As a sermon can be heard in the background, we start on a close up of two gloved hands holding a booklet that holds "The Church of the Holy Innocents" Passion Sunday order of events (the date is April 8, 1962). We then see two boys who can only be Peggy's nephew and son, because next to them in a pew are Peggy, her sister Anita, and her mother. The sermon is of the fire-and-brimstone ilk that likely made Peggy stop going to church in the first place, and when the priest gets to the part about people living worthily and having their own crosses to bear, Peggy says she's not feeling well and walks out, much to her sister's annoyance, particularly since she needs Peggy's help with dinner. However, in the anteroom, Peggy runs into another priest, who... hey, it's Colin Hanks! I personally haven't seen him in anything since they killed him off on Roswell! Could it be that we were once so young? Well, he was, anyway. After finishing giving two apparently naughty boys a talking-to, Colin Hanks introduces himself as "Father Gill." He recognizes Peggy as "Katherine Olson's girl" (I seem to remember that this method of reference was common back then) and mentions that he's a visiting priest, and also, he's having dinner over at Anita's. This is enough for Peggy to change her tune and head back in. I don't think the sermoner would approve Peggy thinking the new priest is cute as an example of worthy living, but he'll at least be happy she's inside when the collection plate gets passed.

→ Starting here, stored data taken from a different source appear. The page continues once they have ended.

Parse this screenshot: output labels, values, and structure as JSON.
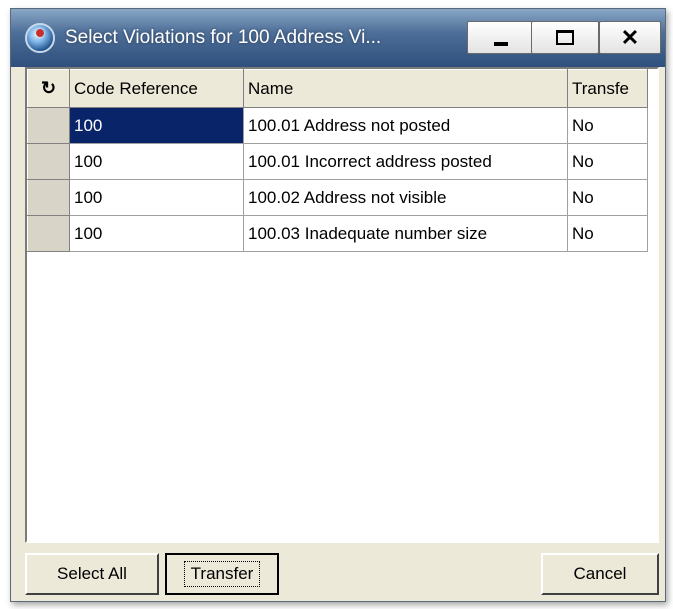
{
  "window": {
    "title": "Select Violations for 100  Address Vi..."
  },
  "grid": {
    "refresh_icon": "↻",
    "columns": [
      "Code Reference",
      "Name",
      "Transfe"
    ],
    "rows": [
      {
        "code": "100",
        "name": "100.01  Address not posted",
        "transfer": "No"
      },
      {
        "code": "100",
        "name": "100.01  Incorrect address posted",
        "transfer": "No"
      },
      {
        "code": "100",
        "name": "100.02  Address not visible",
        "transfer": "No"
      },
      {
        "code": "100",
        "name": "100.03  Inadequate number size",
        "transfer": "No"
      }
    ],
    "selected_cell_color": "#0a246a"
  },
  "buttons": {
    "select_all": "Select All",
    "transfer": "Transfer",
    "cancel": "Cancel"
  },
  "icons": {
    "app": "app-logo-icon",
    "refresh": "refresh-icon",
    "minimize": "minimize-icon",
    "maximize": "maximize-icon",
    "close": "close-icon"
  }
}
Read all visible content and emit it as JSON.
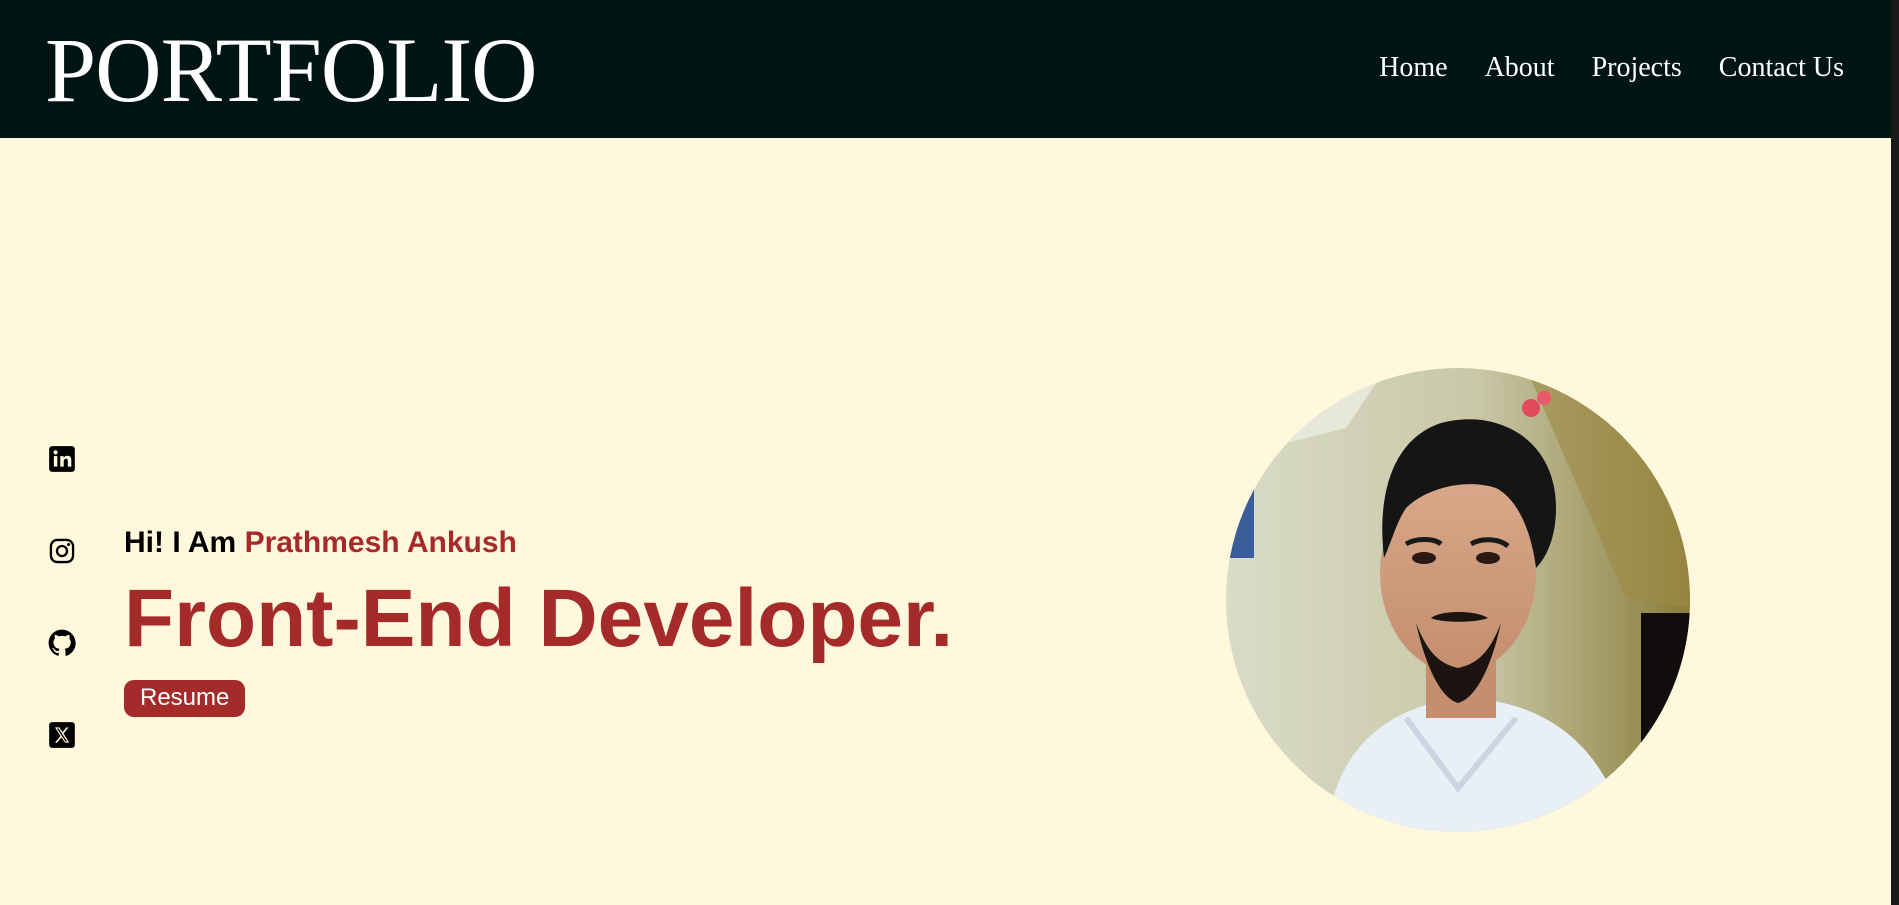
{
  "header": {
    "logo": "PORTFOLIO",
    "nav": [
      {
        "label": "Home"
      },
      {
        "label": "About"
      },
      {
        "label": "Projects"
      },
      {
        "label": "Contact Us"
      }
    ]
  },
  "socials": [
    {
      "icon": "linkedin-icon"
    },
    {
      "icon": "instagram-icon"
    },
    {
      "icon": "github-icon"
    },
    {
      "icon": "x-twitter-icon"
    }
  ],
  "hero": {
    "greeting": "Hi! I Am ",
    "name": "Prathmesh Ankush",
    "role": "Front-End Developer.",
    "resume_label": "Resume",
    "photo_icon": "profile-photo"
  },
  "colors": {
    "header_bg": "#001414",
    "page_bg": "#fff8dc",
    "accent": "#a52a2a",
    "header_text": "#ffffff"
  }
}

Cut to an overhead shot of Don and Betty having a morning lie-in. The phone rings, and Betty groggily answers and mumbles some things about a barbecue they're apparently supposed to attend, and Don's half on top of her practically before he's even opened his eyes. What's the story, morning glory? He breathes that Betty should cancel, and with a mischievous look, she does, telling "Caroline" that Don isn't feeling well. They reschedule, and when Betty hangs up, Don tells her he had an amazing dream. He doesn't mention if the dream was about her, but given the Valentine's Day droopiness, I suppose she's not in a position to split hairs. Their foreplay is interrupted, however, by the kids rushing in, and Don barks at them to get out. "We're... sleeping." Heh. I just hope the bed's strong enough to take it when you're "awake." Sally's got a great "I didn't just fall off the turnip truck" look on her face, but regardless, Don kicks her and her brother out and gets back to his, uh, nap.